An Pfingsten geht es um Macht, Autorität und Legitimation. Natürlich kommen in der biblischen Pfingstgeschichte auch Feuerzungen und Sprachwunder vor. Aber im Kern geht es um Fragen, die jedes Start-Up, viele Organisationen und fast alle politischen Bewegungen kennen: Was passiert, wenn die charismatische Gründerfigur ihren Platz räumt? Wie wird die Nachfolge geregelt? Wer kommt mit welcher Begründung an die Macht? Und wer bestimmt fortan die Zielsetzung und Ausrichtung?
Wie geht es weiter, nachdem Jesus in den Himmel aufgefahren ist? Das Christentum gibt zwei unterschiedliche Antworten auf die brennende Frage der Nachfolgeregelung: eine zentralistisch-hierarchische und eine dezentral-charismatische.
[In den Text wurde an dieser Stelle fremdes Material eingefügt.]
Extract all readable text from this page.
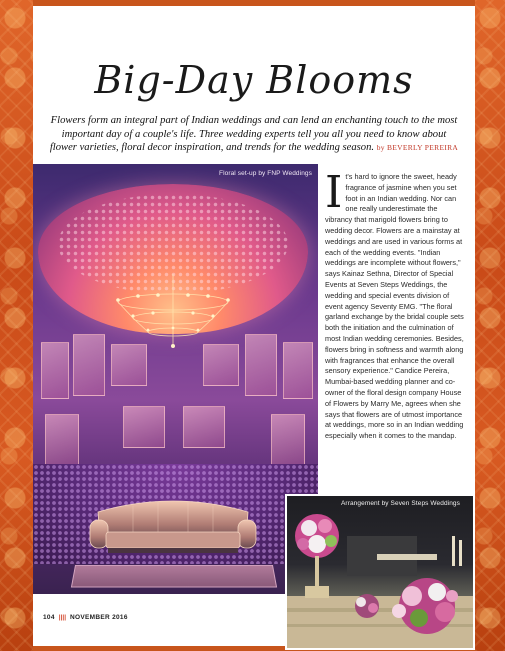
Big-Day Blooms
Flowers form an integral part of Indian weddings and can lend an enchanting touch to the most important day of a couple's life. Three wedding experts tell you all you need to know about flower varieties, floral decor inspiration, and trends for the wedding season. by BEVERLY PEREIRA
Floral set-up by FNP Weddings It's hard to ignore the sweet, heady fragrance of jasmine when you set foot in an Indian wedding. Nor can one really underestimate the vibrancy that marigold flowers bring to wedding decor. Flowers are a mainstay at weddings and are used in various forms at each of the wedding events. "Indian weddings are incomplete without flowers," says Kainaz Sethna, Director of Special Events at Seven Steps Weddings, the wedding and special events division of event agency Seventy EMG. "The floral garland exchange by the bridal couple sets both the initiation and the culmination of most Indian wedding ceremonies. Besides, flowers bring in softness and warmth along with fragrances that enhance the overall sensory experience." Candice Pereira, Mumbai-based wedding planner and co-owner of the floral design company House of Flowers by Marry Me, agrees when she says that flowers are of utmost importance at weddings, more so in an Indian wedding especially when it comes to the mandap.
Arrangement by Seven Steps Weddings
104 |||| NOVEMBER 2016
Die zentralistische Antwort lautet mit den Worten Jesu an Petrus aus dem Matthäusevangelium: «Du bist Petrus, und auf diesen Felsen will ich meine Kirche bauen.“ Daraus leitet die römisch-katholische Kirche ihre Berufung und Autorität ab. Petrus ist der Fels, auf dem Gottes Kirche steht. Der Bischof von Rom steht in seiner Nachfolge. Seine Bischöfe geben die Macht durch Handauflegung weiter.
Diese Legitimationserzählung aus dem Matthäusevangelium wird von der Pfingstgeschichte in der Apostelgeschichte subversiv unterlaufen. Alle Freunde Jesu sind in Jerusalem versammelt. Sie werden vom Heiligen Geist ergriffen und sprechen so, dass sie von allen Anwesenden verstanden werden. Das Pfingstwunder besteht darin, dass die Menschen von der Botschaft „mitten ins Herz“ getroffen werden. Petrus erklärt den staunenden Zuhörenden, wie sie zu einer oder einem wie er werden können, indem sie umkehren, sich taufen lassen und Gottes Geist empfangen. Gleiche unter Gleichen.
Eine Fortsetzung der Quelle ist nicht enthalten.